ABSTRACT

This chapter critiques the widespread belief that technological innovations and green consumerism are sufficient to achieve sustainability. The authors show how techno-optimism creates lock-ins in policy and business and reassures consumers that superficial changes are enough, while ignoring structural drivers of unsustainable consumption. The chapter explores the consequences of techno-optimism across policy, business and everyday life, highlighting how reliance on future technologies delays urgent climate action, promotes ‘comfortable consumption’ for affluent groups and exposes companies to path-dependency risks. It then dispels the myth by demonstrating that technology alone cannot offset rising consumption, green technologies are not sustainable by default, efficiency gains are undermined by rebound effects and the digital revolution has its own ecological and social burdens.
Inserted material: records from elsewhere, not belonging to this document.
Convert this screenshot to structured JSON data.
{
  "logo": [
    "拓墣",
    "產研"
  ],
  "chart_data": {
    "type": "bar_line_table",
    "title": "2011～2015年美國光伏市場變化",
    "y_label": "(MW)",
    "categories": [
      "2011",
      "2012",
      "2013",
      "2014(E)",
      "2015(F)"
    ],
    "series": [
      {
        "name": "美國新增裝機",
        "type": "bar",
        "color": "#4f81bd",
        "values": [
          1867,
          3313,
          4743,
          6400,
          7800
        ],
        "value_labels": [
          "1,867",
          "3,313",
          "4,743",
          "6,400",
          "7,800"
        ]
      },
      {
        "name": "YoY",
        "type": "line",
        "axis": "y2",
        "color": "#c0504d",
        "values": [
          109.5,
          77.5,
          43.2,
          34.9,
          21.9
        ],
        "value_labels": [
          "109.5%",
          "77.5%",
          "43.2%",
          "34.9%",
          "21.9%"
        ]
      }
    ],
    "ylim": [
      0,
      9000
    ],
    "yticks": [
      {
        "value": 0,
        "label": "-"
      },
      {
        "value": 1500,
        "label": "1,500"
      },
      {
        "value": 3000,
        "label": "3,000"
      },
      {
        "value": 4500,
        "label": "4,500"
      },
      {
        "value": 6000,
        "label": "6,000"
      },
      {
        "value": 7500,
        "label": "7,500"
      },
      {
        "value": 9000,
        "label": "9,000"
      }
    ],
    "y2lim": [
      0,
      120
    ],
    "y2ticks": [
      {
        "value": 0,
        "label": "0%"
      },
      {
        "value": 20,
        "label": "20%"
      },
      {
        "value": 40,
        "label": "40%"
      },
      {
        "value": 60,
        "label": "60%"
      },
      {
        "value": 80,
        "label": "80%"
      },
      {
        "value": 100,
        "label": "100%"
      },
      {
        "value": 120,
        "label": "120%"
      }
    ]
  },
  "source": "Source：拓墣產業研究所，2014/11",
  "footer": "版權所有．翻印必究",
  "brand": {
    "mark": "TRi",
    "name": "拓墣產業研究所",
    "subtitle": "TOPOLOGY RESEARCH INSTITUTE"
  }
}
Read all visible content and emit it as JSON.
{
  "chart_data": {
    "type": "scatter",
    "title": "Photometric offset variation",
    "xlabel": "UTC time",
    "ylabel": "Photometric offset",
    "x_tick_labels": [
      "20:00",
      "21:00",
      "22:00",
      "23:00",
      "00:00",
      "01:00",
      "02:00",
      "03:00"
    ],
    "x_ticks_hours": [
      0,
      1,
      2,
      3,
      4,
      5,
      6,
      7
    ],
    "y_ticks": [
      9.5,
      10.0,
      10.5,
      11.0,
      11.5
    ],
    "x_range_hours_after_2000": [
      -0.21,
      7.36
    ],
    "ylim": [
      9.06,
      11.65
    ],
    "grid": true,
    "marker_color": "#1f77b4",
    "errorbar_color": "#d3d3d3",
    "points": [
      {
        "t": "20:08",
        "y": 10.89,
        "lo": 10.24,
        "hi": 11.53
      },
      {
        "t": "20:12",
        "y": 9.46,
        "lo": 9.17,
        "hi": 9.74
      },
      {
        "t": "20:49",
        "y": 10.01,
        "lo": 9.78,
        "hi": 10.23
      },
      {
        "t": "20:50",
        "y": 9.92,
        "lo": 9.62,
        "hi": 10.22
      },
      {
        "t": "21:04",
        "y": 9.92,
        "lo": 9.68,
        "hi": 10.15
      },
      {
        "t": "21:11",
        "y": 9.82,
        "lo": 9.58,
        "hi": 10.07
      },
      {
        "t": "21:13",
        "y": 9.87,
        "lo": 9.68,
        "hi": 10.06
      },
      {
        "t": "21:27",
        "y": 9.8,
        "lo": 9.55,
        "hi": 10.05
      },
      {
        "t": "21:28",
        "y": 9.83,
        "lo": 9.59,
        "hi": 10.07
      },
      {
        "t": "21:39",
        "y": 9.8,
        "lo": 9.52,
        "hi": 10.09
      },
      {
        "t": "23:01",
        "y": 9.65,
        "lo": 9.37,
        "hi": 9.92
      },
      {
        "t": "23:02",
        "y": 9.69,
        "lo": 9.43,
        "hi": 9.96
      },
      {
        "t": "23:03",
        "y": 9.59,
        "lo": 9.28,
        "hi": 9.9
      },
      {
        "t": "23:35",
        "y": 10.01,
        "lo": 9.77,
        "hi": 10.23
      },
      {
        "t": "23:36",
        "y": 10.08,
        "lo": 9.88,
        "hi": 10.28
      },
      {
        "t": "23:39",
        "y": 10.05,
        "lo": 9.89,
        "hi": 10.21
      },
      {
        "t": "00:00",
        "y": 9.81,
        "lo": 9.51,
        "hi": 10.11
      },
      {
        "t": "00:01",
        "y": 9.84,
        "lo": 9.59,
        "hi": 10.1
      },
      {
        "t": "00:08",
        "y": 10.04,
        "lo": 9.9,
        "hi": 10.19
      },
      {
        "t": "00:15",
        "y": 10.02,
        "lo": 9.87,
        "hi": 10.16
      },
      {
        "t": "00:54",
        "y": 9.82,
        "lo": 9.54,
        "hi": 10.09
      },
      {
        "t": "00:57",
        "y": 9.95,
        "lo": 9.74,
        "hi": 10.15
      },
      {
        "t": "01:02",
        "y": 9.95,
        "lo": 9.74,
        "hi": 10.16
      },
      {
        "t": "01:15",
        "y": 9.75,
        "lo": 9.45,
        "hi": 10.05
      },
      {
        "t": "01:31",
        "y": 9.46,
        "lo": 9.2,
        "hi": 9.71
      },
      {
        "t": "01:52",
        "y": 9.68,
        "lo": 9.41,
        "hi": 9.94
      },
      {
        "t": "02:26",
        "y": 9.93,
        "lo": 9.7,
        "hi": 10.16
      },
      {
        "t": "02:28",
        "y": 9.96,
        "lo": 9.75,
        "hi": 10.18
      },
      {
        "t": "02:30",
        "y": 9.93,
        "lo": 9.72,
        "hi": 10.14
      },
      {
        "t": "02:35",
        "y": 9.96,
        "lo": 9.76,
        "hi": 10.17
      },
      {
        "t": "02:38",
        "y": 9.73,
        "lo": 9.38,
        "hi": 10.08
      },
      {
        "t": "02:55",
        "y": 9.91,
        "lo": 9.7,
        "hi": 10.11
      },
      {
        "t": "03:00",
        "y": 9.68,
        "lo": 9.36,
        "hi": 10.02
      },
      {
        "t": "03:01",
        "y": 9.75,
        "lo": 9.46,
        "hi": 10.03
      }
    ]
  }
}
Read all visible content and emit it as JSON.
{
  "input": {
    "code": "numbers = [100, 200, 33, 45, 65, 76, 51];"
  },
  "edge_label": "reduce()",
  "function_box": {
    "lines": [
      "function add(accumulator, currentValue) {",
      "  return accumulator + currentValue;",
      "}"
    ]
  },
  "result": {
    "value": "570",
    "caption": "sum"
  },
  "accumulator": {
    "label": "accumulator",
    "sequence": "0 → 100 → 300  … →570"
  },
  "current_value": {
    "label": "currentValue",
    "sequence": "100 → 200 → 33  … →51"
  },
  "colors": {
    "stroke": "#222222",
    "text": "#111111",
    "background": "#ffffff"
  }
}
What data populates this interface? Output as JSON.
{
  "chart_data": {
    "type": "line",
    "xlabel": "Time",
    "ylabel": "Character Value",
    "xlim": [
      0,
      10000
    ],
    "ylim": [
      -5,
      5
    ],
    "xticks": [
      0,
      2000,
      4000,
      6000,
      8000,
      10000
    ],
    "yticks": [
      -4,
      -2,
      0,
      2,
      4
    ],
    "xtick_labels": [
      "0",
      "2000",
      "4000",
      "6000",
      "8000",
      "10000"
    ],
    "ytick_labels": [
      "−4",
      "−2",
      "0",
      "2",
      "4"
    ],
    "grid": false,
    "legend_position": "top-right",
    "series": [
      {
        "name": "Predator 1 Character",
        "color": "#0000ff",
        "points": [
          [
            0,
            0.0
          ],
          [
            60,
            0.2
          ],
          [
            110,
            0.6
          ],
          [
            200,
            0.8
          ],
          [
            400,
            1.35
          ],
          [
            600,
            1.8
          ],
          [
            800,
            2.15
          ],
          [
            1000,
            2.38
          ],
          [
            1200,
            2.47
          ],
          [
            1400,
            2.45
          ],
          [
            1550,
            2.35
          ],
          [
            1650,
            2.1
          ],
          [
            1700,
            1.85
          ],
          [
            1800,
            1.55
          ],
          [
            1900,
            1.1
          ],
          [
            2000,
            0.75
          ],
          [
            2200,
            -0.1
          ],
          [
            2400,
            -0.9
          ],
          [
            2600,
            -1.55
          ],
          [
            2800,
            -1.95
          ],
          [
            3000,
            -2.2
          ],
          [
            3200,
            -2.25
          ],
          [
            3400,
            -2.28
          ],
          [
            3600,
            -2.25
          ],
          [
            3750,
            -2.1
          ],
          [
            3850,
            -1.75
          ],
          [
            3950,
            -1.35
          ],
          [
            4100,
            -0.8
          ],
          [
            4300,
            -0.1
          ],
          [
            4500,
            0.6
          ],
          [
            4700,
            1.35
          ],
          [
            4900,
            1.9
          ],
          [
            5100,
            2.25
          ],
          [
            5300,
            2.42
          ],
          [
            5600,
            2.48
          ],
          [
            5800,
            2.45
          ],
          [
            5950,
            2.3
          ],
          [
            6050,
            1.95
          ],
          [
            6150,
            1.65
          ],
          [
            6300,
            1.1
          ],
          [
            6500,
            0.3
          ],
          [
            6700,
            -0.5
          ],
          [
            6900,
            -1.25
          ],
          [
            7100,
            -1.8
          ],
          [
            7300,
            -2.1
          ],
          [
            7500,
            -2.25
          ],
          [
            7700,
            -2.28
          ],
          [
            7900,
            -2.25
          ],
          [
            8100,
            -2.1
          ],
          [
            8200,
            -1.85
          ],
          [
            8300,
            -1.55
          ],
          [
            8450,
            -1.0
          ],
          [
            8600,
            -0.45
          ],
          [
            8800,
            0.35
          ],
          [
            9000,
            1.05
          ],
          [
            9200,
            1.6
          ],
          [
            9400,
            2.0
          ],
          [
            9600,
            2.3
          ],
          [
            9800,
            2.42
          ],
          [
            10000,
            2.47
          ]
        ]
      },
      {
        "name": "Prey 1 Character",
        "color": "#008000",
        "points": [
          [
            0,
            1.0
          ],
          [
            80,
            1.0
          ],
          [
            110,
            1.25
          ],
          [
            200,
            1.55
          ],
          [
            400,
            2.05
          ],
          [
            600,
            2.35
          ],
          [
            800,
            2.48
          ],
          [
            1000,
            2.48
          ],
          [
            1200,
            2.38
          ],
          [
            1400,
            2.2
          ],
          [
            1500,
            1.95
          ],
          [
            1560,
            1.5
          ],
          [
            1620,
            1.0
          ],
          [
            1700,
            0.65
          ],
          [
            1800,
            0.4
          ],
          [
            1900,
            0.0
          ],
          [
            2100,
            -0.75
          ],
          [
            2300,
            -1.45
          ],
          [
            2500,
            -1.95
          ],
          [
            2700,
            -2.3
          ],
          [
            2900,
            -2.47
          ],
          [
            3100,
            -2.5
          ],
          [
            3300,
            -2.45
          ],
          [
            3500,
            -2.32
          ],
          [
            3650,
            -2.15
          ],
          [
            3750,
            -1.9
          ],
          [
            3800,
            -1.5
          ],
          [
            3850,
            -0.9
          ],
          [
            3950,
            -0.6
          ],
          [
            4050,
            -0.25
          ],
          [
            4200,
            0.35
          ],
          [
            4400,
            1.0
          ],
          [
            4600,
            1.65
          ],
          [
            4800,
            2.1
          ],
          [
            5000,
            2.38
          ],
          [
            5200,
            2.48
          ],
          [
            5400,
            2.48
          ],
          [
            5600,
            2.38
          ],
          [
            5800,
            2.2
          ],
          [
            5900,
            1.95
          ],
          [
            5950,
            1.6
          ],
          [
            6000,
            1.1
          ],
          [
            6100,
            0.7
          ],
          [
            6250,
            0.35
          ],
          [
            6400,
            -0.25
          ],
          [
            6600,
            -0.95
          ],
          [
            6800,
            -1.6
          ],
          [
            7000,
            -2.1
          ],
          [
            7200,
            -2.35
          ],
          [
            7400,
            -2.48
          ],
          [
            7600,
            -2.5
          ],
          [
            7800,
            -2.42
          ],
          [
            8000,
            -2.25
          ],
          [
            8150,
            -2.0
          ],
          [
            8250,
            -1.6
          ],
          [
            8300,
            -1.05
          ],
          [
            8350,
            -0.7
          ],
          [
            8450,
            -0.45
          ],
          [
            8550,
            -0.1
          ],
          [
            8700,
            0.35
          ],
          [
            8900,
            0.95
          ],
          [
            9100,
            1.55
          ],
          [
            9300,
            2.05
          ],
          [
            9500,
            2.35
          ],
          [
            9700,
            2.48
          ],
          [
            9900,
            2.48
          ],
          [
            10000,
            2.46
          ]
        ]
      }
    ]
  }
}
Through evidence ranging from aviation, electric vehicles, smart technologies and resource extraction, the authors show that efficiency-focused strategies cannot deliver absolute reductions in environmental impacts. Instead, sustainability requires combining efficiency with shift and sufficiency strategies, addressing lifestyles, norms and demand. The chapter concludes with recommendations for policymakers, businesses and consumers. Policymakers should embed sufficiency in climate and energy strategies, apply precautionary governance and go beyond voluntary measures. Businesses should step outside the comfort zone of techno-fixes and experiment with sufficiency-oriented business models. Consumers, finally, can support change not only through individual choices but also through collective action and redefined visions of the good life based on sufficiency, care and alternative hedonism.